Fasting is so necessary and essential for us. As a sacrifice, it cleanses the soul of sin and strengthens us in virtue and releases graces upon us and the whole world. Since man is composed of soul, body and spirit, we can say that fasting is good for body, soul and spirit. Fasting, as much as health demands, helps us maintain good health and avoid gluttony (overindulging). Indeed, we need healthy bodies to do God’s work!
Fasting is also good for the soul and spirit. It helps us to maintain self-control, so that in times of temptation we have the strength to resist. In other words, fasting is strengthening our will against indulging in certain pleasures that would not be good for us. Fasting prevents us from being slaves to pleasure, and makes us more grateful for God’s creation. “But when you fast, anoint your head and wash your face, that your fasting may not be seen by men but by your Father who is in secret; and your Father who sees in secret will reward you.” (Matthew 6:17-18). Sometimes when certain pleasures come frequently, for example food or sports, things tend to lose their excitement. Fasting helps keep things new and fresh!

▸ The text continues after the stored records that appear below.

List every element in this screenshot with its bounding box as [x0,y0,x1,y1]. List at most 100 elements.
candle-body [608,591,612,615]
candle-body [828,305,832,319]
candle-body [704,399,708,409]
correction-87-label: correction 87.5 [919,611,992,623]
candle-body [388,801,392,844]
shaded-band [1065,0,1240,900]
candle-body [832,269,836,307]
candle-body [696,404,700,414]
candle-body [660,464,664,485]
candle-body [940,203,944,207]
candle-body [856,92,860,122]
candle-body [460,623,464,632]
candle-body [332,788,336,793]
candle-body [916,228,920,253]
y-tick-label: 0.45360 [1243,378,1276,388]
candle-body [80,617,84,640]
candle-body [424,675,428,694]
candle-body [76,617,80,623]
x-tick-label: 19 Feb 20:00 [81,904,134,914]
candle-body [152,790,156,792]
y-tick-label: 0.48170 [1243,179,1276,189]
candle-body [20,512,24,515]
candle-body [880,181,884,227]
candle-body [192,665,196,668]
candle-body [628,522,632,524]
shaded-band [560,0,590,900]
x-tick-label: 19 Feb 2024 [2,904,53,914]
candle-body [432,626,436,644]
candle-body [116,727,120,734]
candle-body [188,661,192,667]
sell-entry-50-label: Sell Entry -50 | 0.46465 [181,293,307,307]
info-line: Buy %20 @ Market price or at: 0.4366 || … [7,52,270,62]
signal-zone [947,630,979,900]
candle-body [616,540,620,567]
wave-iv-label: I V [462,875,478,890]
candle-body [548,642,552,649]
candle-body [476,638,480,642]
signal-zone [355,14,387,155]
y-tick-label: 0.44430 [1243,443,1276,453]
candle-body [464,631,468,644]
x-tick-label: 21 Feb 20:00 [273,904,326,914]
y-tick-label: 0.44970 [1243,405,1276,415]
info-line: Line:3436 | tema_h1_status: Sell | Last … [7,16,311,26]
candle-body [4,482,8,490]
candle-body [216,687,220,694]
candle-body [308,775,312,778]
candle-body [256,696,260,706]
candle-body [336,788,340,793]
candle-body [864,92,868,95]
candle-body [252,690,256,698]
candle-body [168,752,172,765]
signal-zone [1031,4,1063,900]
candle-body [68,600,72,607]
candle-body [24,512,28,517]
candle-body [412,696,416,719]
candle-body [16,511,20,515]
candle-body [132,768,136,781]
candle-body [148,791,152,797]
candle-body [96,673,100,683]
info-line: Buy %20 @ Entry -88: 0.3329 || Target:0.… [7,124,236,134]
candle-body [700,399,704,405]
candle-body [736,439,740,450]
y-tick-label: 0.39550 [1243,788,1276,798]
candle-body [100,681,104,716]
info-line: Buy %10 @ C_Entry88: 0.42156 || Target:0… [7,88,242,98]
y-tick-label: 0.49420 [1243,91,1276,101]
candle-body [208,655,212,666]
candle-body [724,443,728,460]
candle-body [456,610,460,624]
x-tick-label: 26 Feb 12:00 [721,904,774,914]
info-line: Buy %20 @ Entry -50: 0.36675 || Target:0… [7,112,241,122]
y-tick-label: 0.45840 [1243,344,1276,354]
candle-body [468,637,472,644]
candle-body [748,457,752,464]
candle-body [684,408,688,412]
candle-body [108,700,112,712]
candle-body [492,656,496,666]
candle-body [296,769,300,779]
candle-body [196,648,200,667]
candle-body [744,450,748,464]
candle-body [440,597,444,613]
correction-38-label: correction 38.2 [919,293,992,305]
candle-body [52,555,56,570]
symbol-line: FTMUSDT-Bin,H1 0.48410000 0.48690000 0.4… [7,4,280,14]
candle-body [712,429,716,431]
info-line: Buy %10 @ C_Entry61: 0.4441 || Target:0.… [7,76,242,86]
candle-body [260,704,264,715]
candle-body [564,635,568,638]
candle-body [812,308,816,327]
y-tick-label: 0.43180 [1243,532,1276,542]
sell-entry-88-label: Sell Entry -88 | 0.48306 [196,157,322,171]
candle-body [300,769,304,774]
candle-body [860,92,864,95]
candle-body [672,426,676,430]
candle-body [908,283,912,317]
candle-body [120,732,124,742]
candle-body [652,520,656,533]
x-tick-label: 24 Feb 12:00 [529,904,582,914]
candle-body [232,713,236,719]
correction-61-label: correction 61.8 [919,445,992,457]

Fasting can serve as a penitential act with value that calls down God’s mercy and it makes atonement (satisfaction) for sins that have occurred in the world. Indeed, many prayers are not answered because sometimes our prayers are not complete until we sacrifice something. I was once told by a very wise priest: “Prayer is elevation of the soul to God and fasting is elevation of the body to God.” Fasting is necessary in prayers of intercession. We can recall in the Gospels how the Apostles were not able to drive a demon out of a person because it could only “be cast out by prayer and fasting.” (Mark 9:29). Prayer must be accompanied with sacrifice to be complete.
Finally, fasting disposes us to a higher form of prayer that we call contemplation where the soul is lifted upward to God. To receive the Spirit of God entails silence before Him deeply immersed in the mysteries of God. If someone is fasting, they are disciplined and less distracted. St. John Chrysostom says, “Fasting is the support of our soul: it gives us wings to ascend on high, and to enjoy the highest contemplation! […] God, like an indulgent father, offers us a cure by fasting.”
Now I know that this may have sparked your enthusiasm for fasting! I know that we are all ready to fast more for the Lord and that is great! But…hold the horses! One final note is to be prudent…do not fast more then your health permits. Fasting should never make you incapable of fulfilling your duties of state in life. Also, in your fasting, are the Fruits of the Spirit more present in your life? Are you a more loving, joyful, peaceful, patient person? All fasting must be done cheerfully. You do not measure holiness by how much someone suffers or sacrifices, but by the love that is in it. It is for Jesus…always for Him. Also, extraordinary penances must be approved by an authority such as a spiritual director or superior. Obedience always before sacrifice!
St. John Vianney once said: “When we must do something we dislike let us say to God, ‘My God I offer you this in honor of the moment when you died for me.’” Reflect today: What does Jesus mean to me? Is He everything to me?